While the rate of folate deficiency was 37.2% in all of our patients, 69.2% of the patients with prominent acne scarring had folate deficiency. We suggest investigating the role of folate in scar development in acne. We did not find any study on the role of folate in scar development or scar development in acne. However, it has been reported that the use of isotretinoin can reduce serum folic acid levels [24]. Therefore, checking the folate levels of the patients who will be started on isotretinoin due to acne and supplementing with folate if it is deficient may help in reducing the development of scarring in acne.
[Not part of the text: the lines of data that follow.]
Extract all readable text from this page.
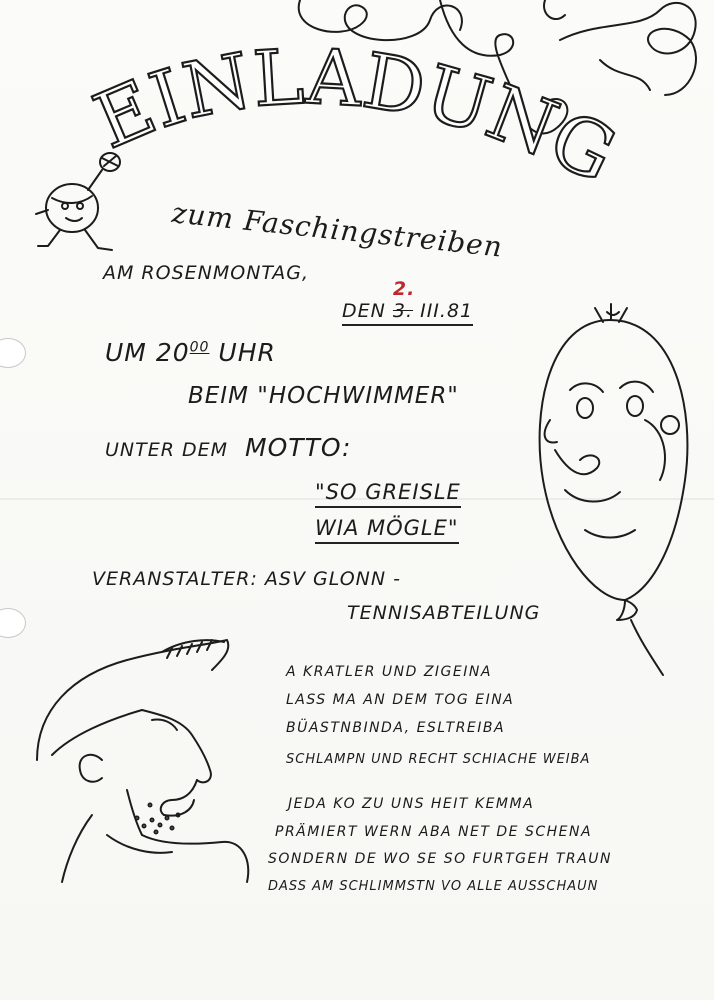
EINLADUNG
zum Faschingstreiben
AM ROSENMONTAG,
DEN 3.
2.
III.81
UM $20^{00}$ UHR
BEIM "HOCHWIMMER"
UNTER DEM MOTTO:
"SO GREISLE
WIA MÖGLE"
VERANSTALTER: ASV GLONN -
TENNISABTEILUNG
A KRATLER UND ZIGEINA
LASS MA AN DEM TOG EINA
BÜASTNBINDA, ESLTREIBA
SCHLAMPN UND RECHT SCHIACHE WEIBA
JEDA KO ZU UNS HEIT KEMMA
PRÄMIERT WERN ABA NET DE SCHENA
SONDERN DE WO SE SO FURTGEH TRAUN
DASS AM SCHLIMMSTN VO ALLE AUSSCHAUN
One of our patients had a skin rash due to erlotinib, which she used for the treatment of lung cancer, and biotin deficiency (106 ng/mL) was detected. Biotin was administered to four patients with skin rash due to epidermal growth factor receptor tyrosine kinase inhibitors gefitinib and erlotinib, and skin eruptions decreased [25]. There were no reports of biotin levels in the patients receiving epidermal growth factor receptor tyrosine kinase inhibitors. We recommend that biotin levels be checked in the patients who are taking epidermal growth factor receptor tyrosine kinase inhibitors and have skin side effects.
Conclusions
Biotin levels do not show a significant difference with gender but increase with age. Although a weak correlation was detected between hemogram parameters and biotin levels with basophil percentage and MPV values, we think that biotin did not significantly change hemogram parameters. The relationship between biotin levels and triglyceride levels is the most critical finding of our study. We recommend examining biotin levels in the patients with high triglyceride levels. In addition, although we have only one case, the biotin level was found to be low in the patient with skin rash due to erlotinib use. And patients taking epidermal growth factor receptor tyrosine kinase inhibitors deserve to have their biotin levels examined. Biotin supplementation is widely used. There is no consensus on biotin treatment and follow-up. We recommend that biotin supplementation should be made only in patients with deficiencies and that biotin levels should be measured in the follow-up.
The authors have declared that no competing interests exist.
Human Ethics
Consent was obtained or waived by all participants in this study. The Maltepe University Clinical Research Ethics Committee issued approval 2023/900/07
Animal Ethics
Animal subjects: All authors have confirmed that this study did not involve animal subjects or tissue.